Tel-Club

Year
1999
Original title
Natsi ni Umareru
Japanese title
  • 夏に生れる
Director
Cast
Running time
76 minutes
Published
5 June 2001
Tel-Club Tel-Club

by

Here is the new cinema. A democratic cinema, a cinema that is created by regular people, no matter how insignificant. The kind of cinema that Francis Ford Coppola so famously predicted in his "fat girl from Ohio" monologue. All you need is a video camera and an idea.

Tel-Club is a self-portrait of lonely but likeable Kenji Murakami, who records his every step with his video camera. Returning to his hometown to witness the birth of his sister-in-law's first child, he intends to record the event as a video diary. When the new addition to the family refuses to emerge at the expected time, Murakami gets tired of waiting around and decides to look for entertainment. He rides his bicycle into town and finds what he seraches in the shape of tel-clubs, where men pay to have telephone conversations with teenage girls (a true phenomenon closely related to the methods of teenage "paid companionship" portrayed in Masato Harada's 1997 film Bounce Ko Gals).

He manages to make a date, but the girl stands him up. Despite the disappointing results (and because there is absolutely nothing else to do in town), he decides to return to the club and try again. In fact, he returns time and again, as snug in his private cubicle as his still unborn nephew in his sister's womb (the telephone cord as umbilical cord?), and strangely enough growing increasingly confident about his chances with each visit - though results are always as humiliating.

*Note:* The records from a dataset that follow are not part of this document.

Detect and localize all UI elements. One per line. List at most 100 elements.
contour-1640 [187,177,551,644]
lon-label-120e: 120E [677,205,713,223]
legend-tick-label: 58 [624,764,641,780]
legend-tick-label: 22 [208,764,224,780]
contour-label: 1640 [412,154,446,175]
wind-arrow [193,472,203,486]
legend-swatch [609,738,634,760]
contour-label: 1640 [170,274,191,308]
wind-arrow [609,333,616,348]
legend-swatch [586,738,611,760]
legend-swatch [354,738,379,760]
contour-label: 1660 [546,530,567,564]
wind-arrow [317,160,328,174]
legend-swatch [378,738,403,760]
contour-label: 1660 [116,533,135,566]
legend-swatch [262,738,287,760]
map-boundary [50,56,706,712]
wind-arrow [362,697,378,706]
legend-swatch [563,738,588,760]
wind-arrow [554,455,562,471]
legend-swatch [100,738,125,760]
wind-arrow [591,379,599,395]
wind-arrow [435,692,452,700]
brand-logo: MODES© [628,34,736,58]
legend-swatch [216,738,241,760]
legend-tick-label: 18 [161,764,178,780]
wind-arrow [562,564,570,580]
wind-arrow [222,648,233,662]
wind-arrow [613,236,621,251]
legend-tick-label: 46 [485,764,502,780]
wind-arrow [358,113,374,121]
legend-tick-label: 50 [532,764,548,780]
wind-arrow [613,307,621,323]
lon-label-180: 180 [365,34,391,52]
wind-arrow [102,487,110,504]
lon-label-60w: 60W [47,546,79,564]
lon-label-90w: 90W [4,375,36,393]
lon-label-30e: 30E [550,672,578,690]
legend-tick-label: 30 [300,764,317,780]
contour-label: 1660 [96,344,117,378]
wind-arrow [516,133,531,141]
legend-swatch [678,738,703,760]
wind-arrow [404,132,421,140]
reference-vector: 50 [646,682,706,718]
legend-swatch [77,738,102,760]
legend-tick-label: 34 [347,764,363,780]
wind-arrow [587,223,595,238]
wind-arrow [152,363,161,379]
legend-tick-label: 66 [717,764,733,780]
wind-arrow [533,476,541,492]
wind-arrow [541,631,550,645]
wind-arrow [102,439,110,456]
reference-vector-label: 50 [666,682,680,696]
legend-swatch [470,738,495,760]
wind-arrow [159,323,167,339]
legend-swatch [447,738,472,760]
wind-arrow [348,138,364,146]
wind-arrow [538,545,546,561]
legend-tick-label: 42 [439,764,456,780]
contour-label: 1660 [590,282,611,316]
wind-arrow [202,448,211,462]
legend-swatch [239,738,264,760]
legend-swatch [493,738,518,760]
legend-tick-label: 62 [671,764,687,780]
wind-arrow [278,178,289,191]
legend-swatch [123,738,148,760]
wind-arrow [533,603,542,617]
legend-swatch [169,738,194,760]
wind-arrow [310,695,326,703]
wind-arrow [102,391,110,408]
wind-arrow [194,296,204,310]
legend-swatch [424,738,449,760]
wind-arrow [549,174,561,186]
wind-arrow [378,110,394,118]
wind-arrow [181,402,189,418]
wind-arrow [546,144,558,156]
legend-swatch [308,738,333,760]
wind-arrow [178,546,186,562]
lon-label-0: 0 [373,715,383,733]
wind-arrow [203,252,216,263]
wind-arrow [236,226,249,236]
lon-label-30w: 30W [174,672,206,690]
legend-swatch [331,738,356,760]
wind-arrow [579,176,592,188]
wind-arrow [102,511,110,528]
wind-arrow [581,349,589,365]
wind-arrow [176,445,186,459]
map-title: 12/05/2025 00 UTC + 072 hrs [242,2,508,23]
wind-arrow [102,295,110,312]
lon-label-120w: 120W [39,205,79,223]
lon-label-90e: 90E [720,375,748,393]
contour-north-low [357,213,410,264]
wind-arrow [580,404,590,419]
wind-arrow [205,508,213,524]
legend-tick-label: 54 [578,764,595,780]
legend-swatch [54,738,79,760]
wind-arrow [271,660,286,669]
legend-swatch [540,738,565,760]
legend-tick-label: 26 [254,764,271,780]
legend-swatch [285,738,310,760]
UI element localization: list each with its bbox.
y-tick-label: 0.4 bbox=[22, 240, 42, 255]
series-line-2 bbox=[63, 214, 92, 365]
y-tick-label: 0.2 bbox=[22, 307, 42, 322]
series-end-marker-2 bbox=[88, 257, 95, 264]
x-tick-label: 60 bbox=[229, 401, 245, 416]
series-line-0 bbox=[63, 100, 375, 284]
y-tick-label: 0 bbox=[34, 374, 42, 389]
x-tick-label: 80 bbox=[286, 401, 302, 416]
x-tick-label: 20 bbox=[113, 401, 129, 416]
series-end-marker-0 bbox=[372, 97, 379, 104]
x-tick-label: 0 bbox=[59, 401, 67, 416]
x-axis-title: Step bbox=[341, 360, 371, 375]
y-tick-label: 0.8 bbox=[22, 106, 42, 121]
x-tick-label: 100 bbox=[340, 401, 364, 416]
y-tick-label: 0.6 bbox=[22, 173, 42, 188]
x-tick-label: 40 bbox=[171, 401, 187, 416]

Watching the video-recorded proceedings outlined above really give one the impression that this is indeed the future of filmmaking, a future in which anyone can simply record his daily life and call it cinema. But then, as one wise man once said, not everyone who owns a pen is a writer; slowly, the question of whether what we're watching is actually true or fabricated rears its head. And just when it does, Tel-Club takes a turn and runs off in a totally different and thoroughly absurd fictional direction.

With Tel-Club, Kenji Murakami plays a perfectly orchestrated trick on his audience by using their built-in expectancies about what defines cinema (more precisely: what defines documentary) and what separates recorded fact from fiction. By using the video camera to record himself, the director automatically makes the viewer believe that he or she is watching a documentary or home video - in other words: recorded fact. The about-face that follows is so sudden and so utterly removed from fact and reality, that it leaves that same viewer reeling with shame, or laughing at their own gullibility for eagerly treading into Murakami's trap.

The director's subsequent works have shown an ongoing fascination with exploring the form and implications of the documentary. To Murakami, the documentary is nothing more than a genre - that it should present "truth" is not something he considers a given. Films such as How I Survive in Kawaguchi City and Fujica Single Date have continued to mark Murakami out as one of the most singular (and judging from the work of someone like Live Tape director Tetsuaki Matsue, also one of the more influential) filmmakers working in Japan today.